A prova pela qual passou Abraão – o pai de todos os
crentes – foi dura e dramática (cf. 22, 1ss). Com que sentimento um pai tem ao sacrificar
seu próprio filho? Não esqueçamos que Isaac era o filho da promessa. Quê dor! Um
drama profundo! Muitas vezes, também nós passamos por provas espirituais
difíceis. Pensamos que Deus está longe de nós. Os discípulos de Jesus têm uma
sensação semelhante diante do anúncio da Paixão e do seguimento exigido por
Jesus. Na chamada crise da Galileia os discípulos encontra-se entre a frustração
de um messias não bélico e que minava o triunfalismo zelótico, e por outro lada
exigia a renúncia da violência em nome do amor. Encontravam-se diante de um
projeto que eles não tinham imaginado. E agora, alguns se perguntavam: vale a
pena?
Que tipo de Deus procuramos?
Os discípulos da transfiguração são os mesmos do
Monte das Oliveiras, os da alegria são também os da agonia. É preciso
acompanhar o Senhor em suas alegrias e em suas dores. As alegrias preparam-nos
para o sofrimento e o sofrimento por e com Jesus dá-nos alegria. Os discípulos,
que estavam desanimados diante do Mistério da Cruz, são consolados por Jesus na
transfiguração e preparados para os acontecimentos vindouros, como, por
exemplo, o terrível sofrimento que Ele padecerá no Getsêmani.

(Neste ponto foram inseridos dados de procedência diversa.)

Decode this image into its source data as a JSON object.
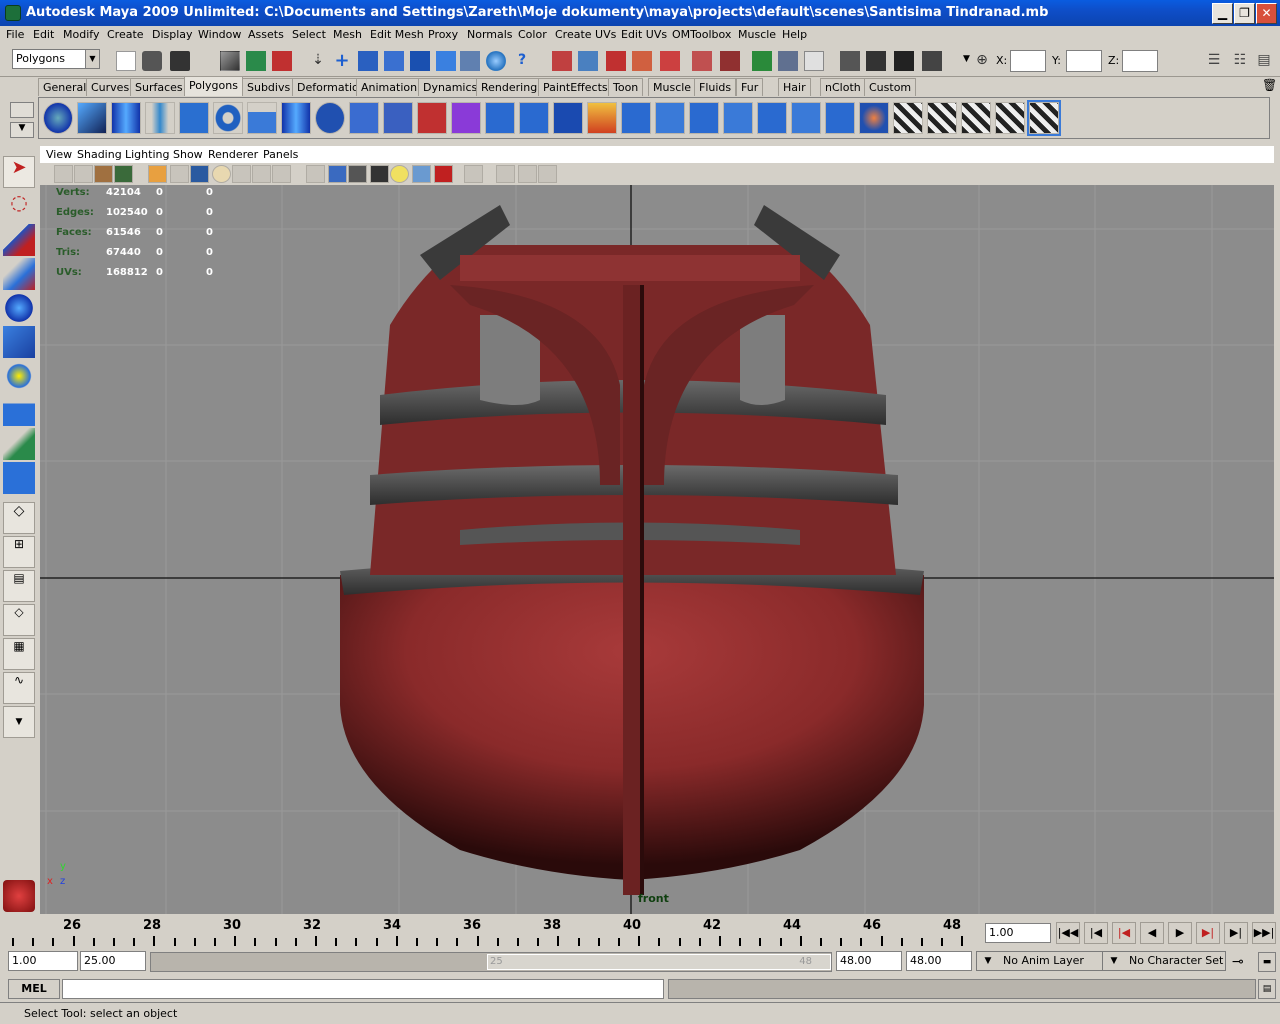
{
  "window": {
    "title": "Autodesk Maya 2009 Unlimited: C:\\Documents and Settings\\Zareth\\Moje dokumenty\\maya\\projects\\default\\scenes\\Santisima Tindranad.mb",
    "minimize": "▁",
    "restore": "❐",
    "close": "✕"
  },
  "menubar": [
    "File",
    "Edit",
    "Modify",
    "Create",
    "Display",
    "Window",
    "Assets",
    "Select",
    "Mesh",
    "Edit Mesh",
    "Proxy",
    "Normals",
    "Color",
    "Create UVs",
    "Edit UVs",
    "OMToolbox",
    "Muscle",
    "Help"
  ],
  "statusline": {
    "menuset": "Polygons",
    "x_label": "X:",
    "y_label": "Y:",
    "z_label": "Z:"
  },
  "shelf_tabs": [
    "General",
    "Curves",
    "Surfaces",
    "Polygons",
    "Subdivs",
    "Deformation",
    "Animation",
    "Dynamics",
    "Rendering",
    "PaintEffects",
    "Toon",
    "Muscle",
    "Fluids",
    "Fur",
    "Hair",
    "nCloth",
    "Custom"
  ],
  "shelf_active": "Polygons",
  "panel_menu": [
    "View",
    "Shading",
    "Lighting",
    "Show",
    "Renderer",
    "Panels"
  ],
  "hud": {
    "rows": [
      {
        "label": "Verts:",
        "total": "42104",
        "a": "0",
        "b": "0"
      },
      {
        "label": "Edges:",
        "total": "102540",
        "a": "0",
        "b": "0"
      },
      {
        "label": "Faces:",
        "total": "61546",
        "a": "0",
        "b": "0"
      },
      {
        "label": "Tris:",
        "total": "67440",
        "a": "0",
        "b": "0"
      },
      {
        "label": "UVs:",
        "total": "168812",
        "a": "0",
        "b": "0"
      }
    ],
    "camera": "front",
    "axis_y": "y",
    "axis_x": "x",
    "axis_z": "z"
  },
  "timeslider": {
    "labels": [
      "26",
      "28",
      "30",
      "32",
      "34",
      "36",
      "38",
      "40",
      "42",
      "44",
      "46",
      "48"
    ],
    "current_time": "1.00"
  },
  "range": {
    "start": "1.00",
    "playback_start": "25.00",
    "slider_min": "25",
    "slider_max": "48",
    "playback_end": "48.00",
    "end": "48.00",
    "anim_layer": "No Anim Layer",
    "char_set": "No Character Set"
  },
  "cmdline": {
    "label": "MEL"
  },
  "helpline": {
    "text": "Select Tool: select an object"
  },
  "colors": {
    "hull": "#8a2a2a",
    "viewport": "#8c8c8c",
    "titlebar": "#0a5ce0"
  }
}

Nesta quaresma queremos refletir sobre o tipo de
Deus que buscamos. O da glória sem a cruz? Ou da cruz sem a glória? Cruz sem
glória é masoquismo, glória sem cruz é ilusão. Queremos um Jesus que conosco
caminhe ajude-nos a levar nossa cruz cada dia. Queremos uma Igreja que nos
oriente para o céu sem esquecer que o mundo é lugar de mistério trinitário. Porque
uma igreja sem mundo produz um mundo sem Deus.